Secara normatif, pengaturan mengenai pelayaran mengacu pada Undang-Undang Nomor 17 Tahun 2008 tentang Pelayaran beserta peraturan pelaksanaannya.
Dalam pelaksanaannya, KSOP memiliki fungsi antara lain sebagai penyelenggara keselamatan dan keamanan pelayaran serta pelayanan kepelabuhanan sesuai kewenangan yang diberikan oleh peraturan perundang-undangan.
Di sisi lain, Dinas Perhubungan pada tingkat provinsi maupun kabupaten/kota juga memiliki kewenangan tertentu di bidang transportasi sesuai pembagian urusan pemerintahan yang diatur dalam peraturan perundang-undangan, sehingga koordinasi antar instansi menjadi bagian penting dalam penyelenggaraan pelayanan publik.
Sejumlah pelaku usaha berharap implementasi regulasi tetap mengedepankan prinsip kepastian hukum, kemudahan berusaha, efektivitas pelayanan publik, dan keselamatan pelayaran, sehingga tujuan perlindungan masyarakat dan pengembangan sektor transportasi perairan dapat berjalan secara seimbang.

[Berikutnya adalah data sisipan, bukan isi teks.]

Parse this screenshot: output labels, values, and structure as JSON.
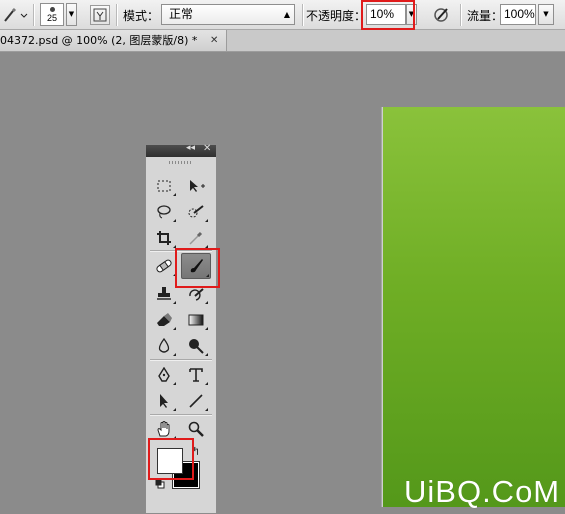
{
  "options_bar": {
    "brush_size": "25",
    "mode_label": "模式：",
    "mode_value": "正常",
    "opacity_label": "不透明度：",
    "opacity_value": "10%",
    "flow_label": "流量：",
    "flow_value": "100%"
  },
  "document_tab": {
    "title": "04372.psd @ 100% (2, 图层蒙版/8) *"
  },
  "tools_panel": {
    "tools": [
      "rectangular-marquee",
      "move",
      "lasso",
      "quick-selection",
      "crop",
      "eyedropper",
      "spot-healing-brush",
      "brush",
      "clone-stamp",
      "history-brush",
      "eraser",
      "gradient",
      "blur",
      "dodge",
      "pen",
      "type",
      "path-selection",
      "line",
      "hand",
      "zoom"
    ],
    "active_tool": "brush",
    "foreground_color": "#ffffff",
    "background_color": "#000000"
  },
  "canvas": {
    "fill_colors": [
      "#8ac23b",
      "#54981a"
    ]
  },
  "highlight_color": "#e01b1b",
  "watermark": "UiBQ.CoM"
}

GAPPASDAP juga berharap komunikasi antara regulator dan pelaku usaha semakin terbuka agar setiap kebijakan yang diterapkan dapat dipahami bersama serta tidak menimbulkan kendala administratif yang tidak diperlukan.
Melalui rapat dengar pendapat yang diusulkan kepada DPRD Provinsi Kalimantan Barat, GAPPASDAP berharap seluruh pihak dapat duduk bersama untuk membahas berbagai aspirasi secara objektif berdasarkan ketentuan hukum yang berlaku.
Hak Jawab dan Klarifikasi
Pemberitaan ini disusun berdasarkan keterangan narasumber dan tidak dimaksudkan untuk menyimpulkan adanya pelanggaran ataupun kesalahan dari pihak mana pun.
Redaksi menjunjung tinggi asas praduga tak bersalah serta tetap membuka ruang hak jawab dan hak klarifikasi kepada Kepala KSOP Kelas I Pontianak, Dinas Perhubungan, maupun instansi terkait lainnya sesuai Undang-Undang Nomor 40 Tahun 1999 tentang Pers dan Kode Etik Jurnalistik.
Apabila terdapat penjelasan atau tanggapan resmi, redaksi akan memuatnya secara proporsional sebagai bagian dari prinsip keberimbangan dan akuntabilitas pemberitaan.